Liquidity works against sellers
Liquidation data showed strong resistance to traders betting on downward moves.
Data from CoinGlass indicated that over the past day, short traders made significantly more losses than long traders. For every dollar lost by long traders, short traders lost $17.
In absolute terms, long traders lost $5,800, while short traders recorded losses of $100,800. This imbalance highlights the short-term dominance established by long traders in the market.

Source: CoinGlass
The liquidation heat map suggests continued possibility of upward price movement, although any further gains could remain limited.
However, the overall picture remains mixed.
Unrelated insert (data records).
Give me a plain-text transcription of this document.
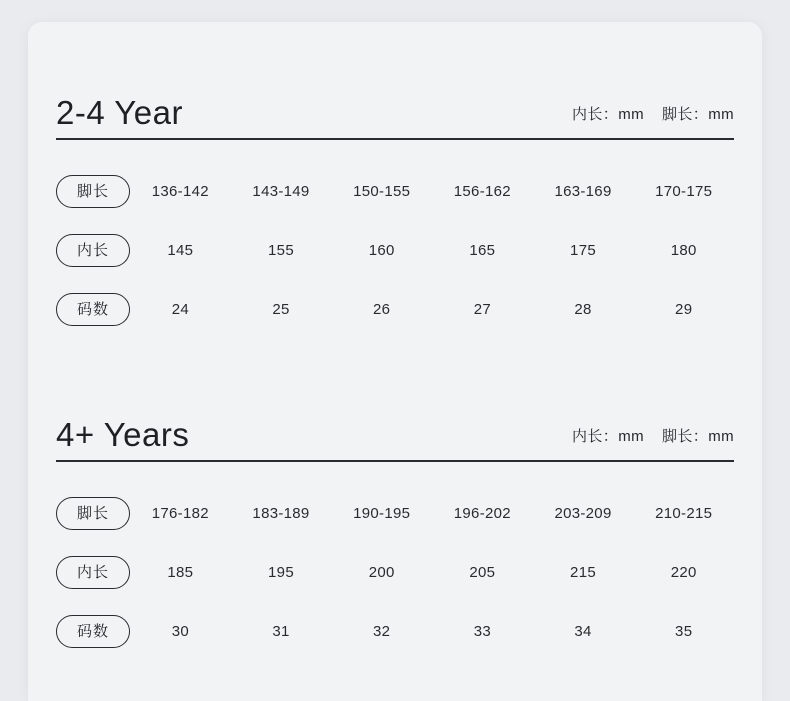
2-4 Year	内长：mm 脚长：mm
脚长	136-142	143-149	150-155	156-162	163-169	170-175
内长	145	155	160	165	175	180
码数	24	25	26	27	28	29
4+ Years	内长：mm 脚长：mm
脚长	176-182	183-189	190-195	196-202	203-209	210-215
内长	185	195	200	205	215	220
码数	30	31	32	33	34	35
The same heat map reveals large pools of liquidity positioned below current price levels, keeping the risk of a decline firmly in play.
Shorts refuse to retreat
Despite mounting losses among short traders, they have not left the market. Instead, many appear to be positioned in anticipation of a possible price move that could favor their bets.
The open interest-weighted funding rate, which determines whether market liquidity favors short or long contracts, highlighted the dominance of sellers.

Source: CoinGlass
This indicator remains negative, with a reading of -0.0037%, signaling that short positions continue to outweigh long contracts in the perpetual market.
For now, while optimism persists among long traders, caution remains in order as sell-side pressure continues to shape market dynamics.